Esa novela cautivó mis ojos desde la vidriera de la librería de don Máximo Ribary, un suizo que los dioses sabrán por qué le soplaron al oído que debía emigrar nada menos que a Huelva. Pero, ¡ay!, Dulce Jueves no estaba al alcance de mi magro bolsillo. De modo y manera que como había decidido, de todas todas, ¡todas!, que tenía que poseer un Steinbeck, manipulé concienzuda y sabiamente algunas cifras del libro de caja de la tienda de calzados de mi pobre padre, y héteme aquí que así me hice con las creo que 200 pesetas que costaba la dichosa novela: una fortuna para mí, y no sólo para mí, en aquella época.

Lei Dulce jueves con una fruición de la que todavía conservo la memoria: ¡ah, el placer del delincuente devorando las frutas adquiridas con dolo!  Y como es natural me enamoré de Suzy, la peripatética que paradójicamente vivía como Diógenes. Aunque también es verdad que sentí un cierto desconcierto ante los gustos alcohólicos de los protagonistas masculinos. ¿Qué caramba era lo que se mandaban a bodega cuando bebían «un cuartillo de Viejos Zapatos de Tenis»?  El más grande narrador chicano vivo, Rolando Hinojosa, me ilustraría al respecto décadas después: era un whiskey de destilación semicasera y que olía bueno, pues a lo que su nombre indica, de la manera más descriptiva que imaginarse puede.

Con el correr del tiempo, terminé por conocer la obra completa, o casi, de alguien que me resultaba muy familiar. Con El callejón de las sardinas enlatadas (que se filmaría junto con Dulce Jueves) no paré de reírme: Steinbeck me devolvía, desde Monterey/California, a Isla Cristina, el pueblo de mi provincia donde se fabricaban las mejores conservas de sardina de España.

Pero si tengo muy presente, sobre todas, la profunda impresión que me dejó la lectura de Las uvas de la ira, es porque me definió como irredimible analfabeto. Las extensas y minuciosas descripciones de los fallos y desperfectos técnicos del camión de la familia Joad, así como de los arreglos improvisados y a veces medio suicidas a que se ve sometido el vehículo, me convencieron de una vez para siempre: nunca en mi maldita vida iba a tener un auto, tan sólo el léxico (para mí 100% indescifrable) ya bastaba para ponerme a la defensiva.

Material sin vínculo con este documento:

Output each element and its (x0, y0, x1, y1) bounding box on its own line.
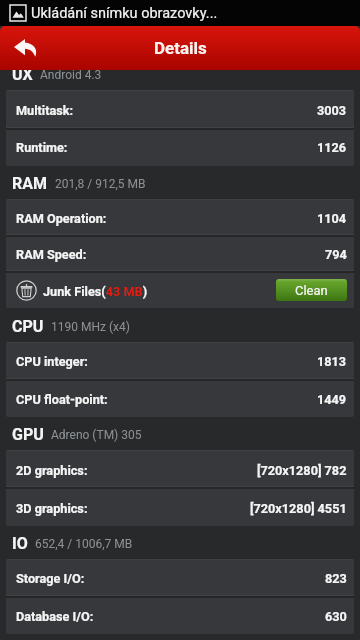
staticText: Ukládání snímku obrazovky... (31, 5, 218, 22)
staticText: 1813 (317, 354, 347, 369)
staticText: 1190 MHz (x4) (51, 320, 130, 334)
staticText: 3D graphics: (16, 501, 88, 516)
staticText: 630 (325, 609, 347, 624)
staticText: 1104 (317, 211, 347, 226)
staticText: Clean (295, 283, 328, 298)
button[interactable]: Back (0, 26, 48, 70)
staticText: Adreno (TM) 305 (51, 428, 142, 442)
staticText: 1126 (317, 140, 347, 155)
staticText: [720x1280] 4551 (250, 501, 347, 516)
button[interactable]: 3D graphics: (6, 488, 354, 526)
button[interactable]: Junk Files(43 MB) (6, 272, 354, 308)
button[interactable]: Storage I/O: (6, 559, 354, 596)
staticText: RAM Speed: (16, 247, 87, 262)
staticText: [720x1280] 782 (257, 463, 347, 478)
staticText: RAM Operation: (16, 211, 107, 226)
button[interactable]: Clean (276, 279, 347, 301)
staticText: CPU (12, 317, 44, 336)
staticText: CPU integer: (16, 354, 88, 369)
button[interactable]: Multitask: (6, 90, 354, 128)
button[interactable]: 2D graphics: (6, 450, 354, 488)
staticText: IO (12, 534, 28, 553)
staticText: 1449 (317, 392, 347, 407)
staticText: Details (154, 38, 207, 58)
staticText: Database I/O: (16, 609, 94, 624)
button[interactable]: RAM Operation: (6, 199, 354, 235)
staticText: 3003 (317, 103, 347, 118)
staticText: RAM (12, 174, 48, 193)
staticText: 794 (325, 247, 347, 262)
button[interactable]: Runtime: (6, 128, 354, 165)
button[interactable]: RAM Speed: (6, 235, 354, 272)
staticText: 2D graphics: (16, 463, 88, 478)
staticText: 652,4 / 1006,7 MB (35, 537, 133, 551)
staticText: Junk Files(43 MB) (43, 284, 148, 299)
button[interactable]: CPU float-point: (6, 379, 354, 417)
staticText: Storage I/O: (16, 571, 85, 586)
staticText: Android 4.3 (40, 68, 102, 82)
button[interactable]: Database I/O: (6, 596, 354, 634)
staticText: GPU (12, 425, 44, 444)
staticText: UX (12, 65, 33, 84)
staticText: CPU float-point: (16, 392, 108, 407)
staticText: 201,8 / 912,5 MB (55, 177, 146, 191)
staticText: Multitask: (16, 103, 74, 118)
staticText: 823 (325, 571, 347, 586)
staticText: Runtime: (16, 140, 68, 155)
button[interactable]: CPU integer: (6, 342, 354, 379)
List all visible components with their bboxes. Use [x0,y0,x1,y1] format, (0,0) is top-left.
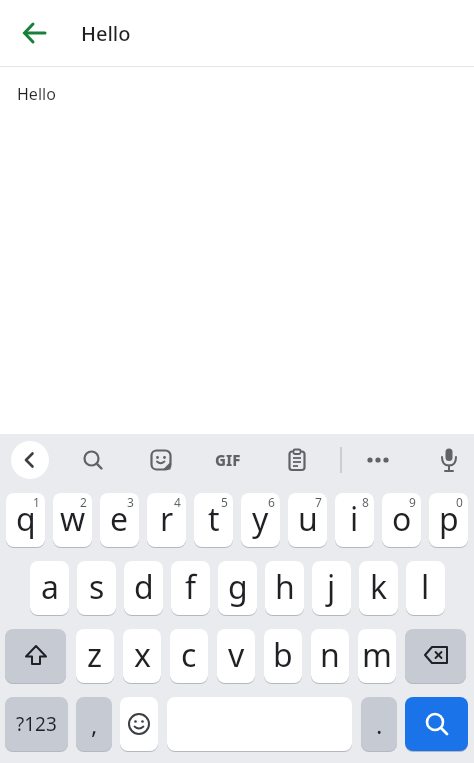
button[interactable] [70,437,116,483]
button[interactable] [405,629,466,683]
button[interactable] [274,437,320,483]
button[interactable]: l [406,561,445,615]
button[interactable]: i [335,493,374,547]
staticText: v [228,633,245,677]
staticText: 1 [33,494,40,510]
button[interactable]: r [147,493,186,547]
button[interactable] [11,441,49,479]
staticText: Hello [17,83,56,105]
button[interactable]: n [311,629,349,683]
button[interactable]: h [265,561,304,615]
staticText: Hello [81,20,131,47]
staticText: 8 [362,494,369,510]
button[interactable]: s [77,561,116,615]
button[interactable]: ?123 [5,697,68,751]
staticText: f [185,565,197,609]
staticText: x [134,633,151,677]
button[interactable] [355,437,401,483]
staticText: z [87,633,103,677]
staticText: k [370,565,388,609]
staticText: . [376,708,383,741]
staticText: q [16,497,36,541]
button[interactable]: f [171,561,210,615]
button[interactable]: v [217,629,255,683]
button[interactable]: z [76,629,114,683]
button[interactable]: t [194,493,233,547]
staticText: w [60,497,86,541]
staticText: 7 [315,494,322,510]
button[interactable] [11,9,59,57]
button[interactable]: c [170,629,208,683]
staticText: e [110,497,129,541]
staticText: o [392,497,412,541]
button[interactable]: . [361,697,397,751]
staticText: 9 [409,494,416,510]
button[interactable]: w [53,493,92,547]
staticText: d [134,565,154,609]
button[interactable]: u [288,493,327,547]
button[interactable] [120,697,158,751]
staticText: b [273,633,293,677]
staticText: 3 [127,494,134,510]
button[interactable]: m [358,629,396,683]
staticText: 5 [221,494,228,510]
staticText: s [89,565,105,609]
button[interactable]: x [123,629,161,683]
button[interactable]: b [264,629,302,683]
staticText: i [350,497,359,541]
button[interactable]: e [100,493,139,547]
button[interactable]: p [429,493,468,547]
button[interactable]: g [218,561,257,615]
staticText: 6 [268,494,275,510]
staticText: u [298,497,318,541]
staticText: g [228,565,248,609]
button[interactable]: j [312,561,351,615]
button[interactable]: GIF [205,437,251,483]
button[interactable]: , [76,697,112,751]
button[interactable]: y [241,493,280,547]
staticText: r [160,497,174,541]
staticText: h [275,565,295,609]
staticText: 4 [174,494,181,510]
staticText: l [421,565,430,609]
button[interactable]: d [124,561,163,615]
staticText: p [439,497,459,541]
staticText: c [181,633,197,677]
button[interactable] [405,697,468,751]
button[interactable] [5,629,66,683]
staticText: t [208,497,220,541]
button[interactable]: k [359,561,398,615]
staticText: 0 [456,494,463,510]
staticText: , [91,708,98,741]
staticText: GIF [215,450,241,470]
staticText: ?123 [16,711,57,737]
staticText: y [252,497,269,541]
staticText: n [320,633,340,677]
button[interactable] [138,437,184,483]
button[interactable] [426,437,472,483]
staticText: m [362,633,392,677]
staticText: 2 [80,494,87,510]
button[interactable]: a [30,561,69,615]
button[interactable]: q [6,493,45,547]
staticText: a [41,565,59,609]
button[interactable]: o [382,493,421,547]
staticText: j [327,565,336,609]
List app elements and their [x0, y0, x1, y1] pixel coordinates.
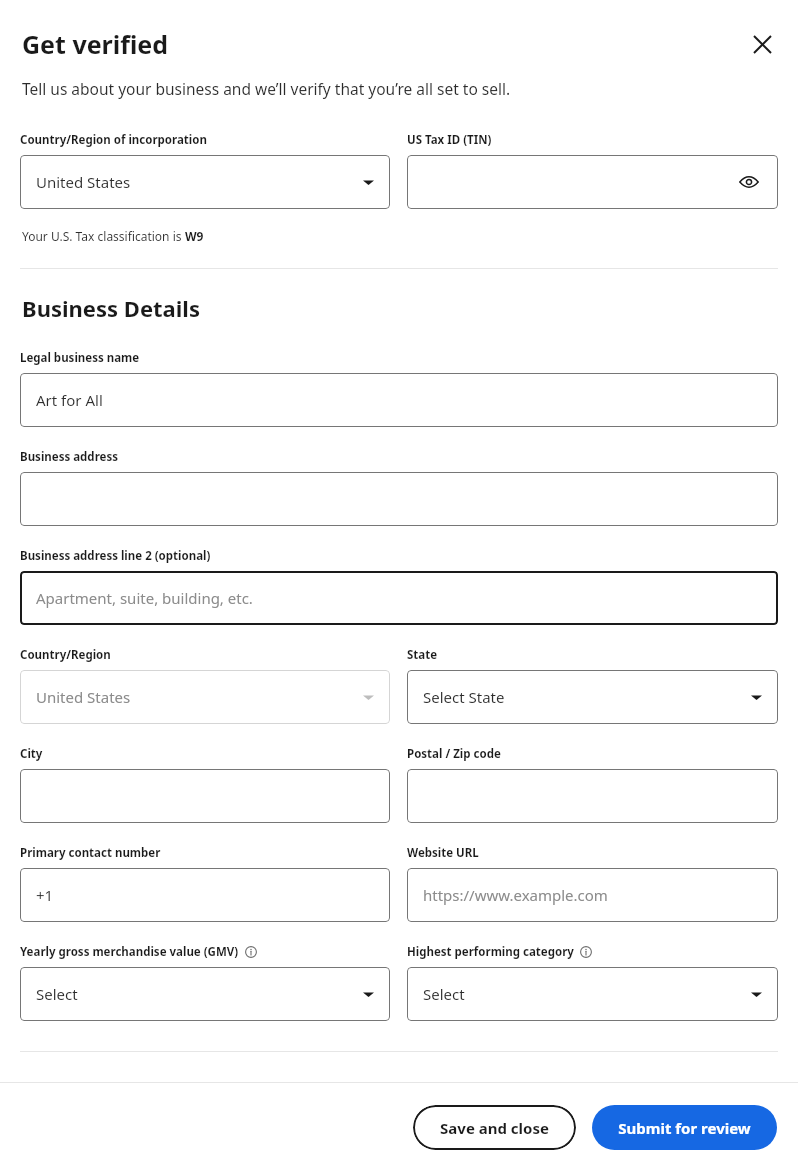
staticText: Submit for review — [618, 1118, 751, 1138]
button[interactable]: United States — [20, 155, 390, 209]
button[interactable]: Select — [20, 967, 390, 1021]
button[interactable] — [20, 472, 778, 526]
staticText: Tell us about your business and we’ll ve… — [22, 78, 511, 99]
staticText: Highest performing category — [407, 944, 574, 960]
staticText: Your U.S. Tax classification is — [22, 228, 185, 244]
staticText: Art for All — [36, 390, 103, 410]
staticText: Country/Region of incorporation — [20, 132, 207, 148]
button[interactable]: Close — [740, 22, 784, 66]
staticText: Website URL — [407, 845, 479, 861]
button[interactable]: Save and close — [413, 1105, 576, 1150]
button[interactable] — [20, 769, 390, 823]
staticText: United States — [36, 687, 131, 707]
staticText: Get verified — [22, 27, 169, 61]
staticText: Business Details — [22, 293, 200, 323]
staticText: https://www.example.com — [423, 885, 608, 905]
staticText: Yearly gross merchandise value (GMV) — [20, 944, 239, 960]
button[interactable]: https://www.example.com — [407, 868, 778, 922]
button[interactable]: Show tax ID — [407, 155, 778, 209]
button[interactable]: Show tax ID — [736, 169, 762, 195]
button[interactable]: Submit for review — [592, 1105, 777, 1150]
button[interactable] — [407, 769, 778, 823]
staticText: Select — [423, 984, 465, 1004]
staticText: Business address line 2 (optional) — [20, 548, 211, 564]
staticText: W9 — [185, 228, 204, 244]
staticText: Apartment, suite, building, etc. — [36, 588, 253, 608]
button[interactable]: +1 — [20, 868, 390, 922]
button[interactable]: Art for All — [20, 373, 778, 427]
staticText: City — [20, 746, 43, 762]
staticText: United States — [36, 172, 131, 192]
button[interactable]: Apartment, suite, building, etc. — [20, 571, 778, 625]
staticText: Business address — [20, 449, 118, 465]
button[interactable]: Select — [407, 967, 778, 1021]
button[interactable]: United States — [20, 670, 390, 724]
staticText: US Tax ID (TIN) — [407, 132, 492, 148]
staticText: Select State — [423, 687, 505, 707]
staticText: Legal business name — [20, 350, 140, 366]
staticText: Country/Region — [20, 647, 111, 663]
staticText: Postal / Zip code — [407, 746, 501, 762]
staticText: Save and close — [440, 1118, 549, 1138]
button[interactable]: Select State — [407, 670, 778, 724]
staticText: Primary contact number — [20, 845, 161, 861]
staticText: Select — [36, 984, 78, 1004]
staticText: +1 — [36, 885, 54, 905]
staticText: State — [407, 647, 438, 663]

 Hace dos años, con motivo del centenario del autor, busqué mi ejemplar de Dulce jueves, ese libro que adquirí practicando un desfalco a la economía familiar, y estuve rastreando mis notas autógrafas al lado de los párrafos y los diálogos que me interesaron durante su lectura. Y así fue que hallé subrayada una frase de Doc, el protagonista, dicha enmedio de su crisis existencial: «Me he estado desmontando como un Ford T en un patio interior. He extendido todas las piezas en el suelo. Pero aún sigo sin saber por qué no funciona. Ni siquiera sé si seré capaz de montarlas de nuevo». Y al margen de esta frase una anotación manuscrita mía: «Muy típico del autor, hay algo parecido en Las uvas de la ira». Ya ven ustedes cómo es que, indirectamente, a Steinbeck le debo, el haberme librado per saecula saeculorum, del carné de conductor.

Brindis : Don John, dondequiera que usted se encuentre, ya sea en el alto firmamento o en lo más hondo del Mar de Cortés, sepa que le doy las más efusivas gracias.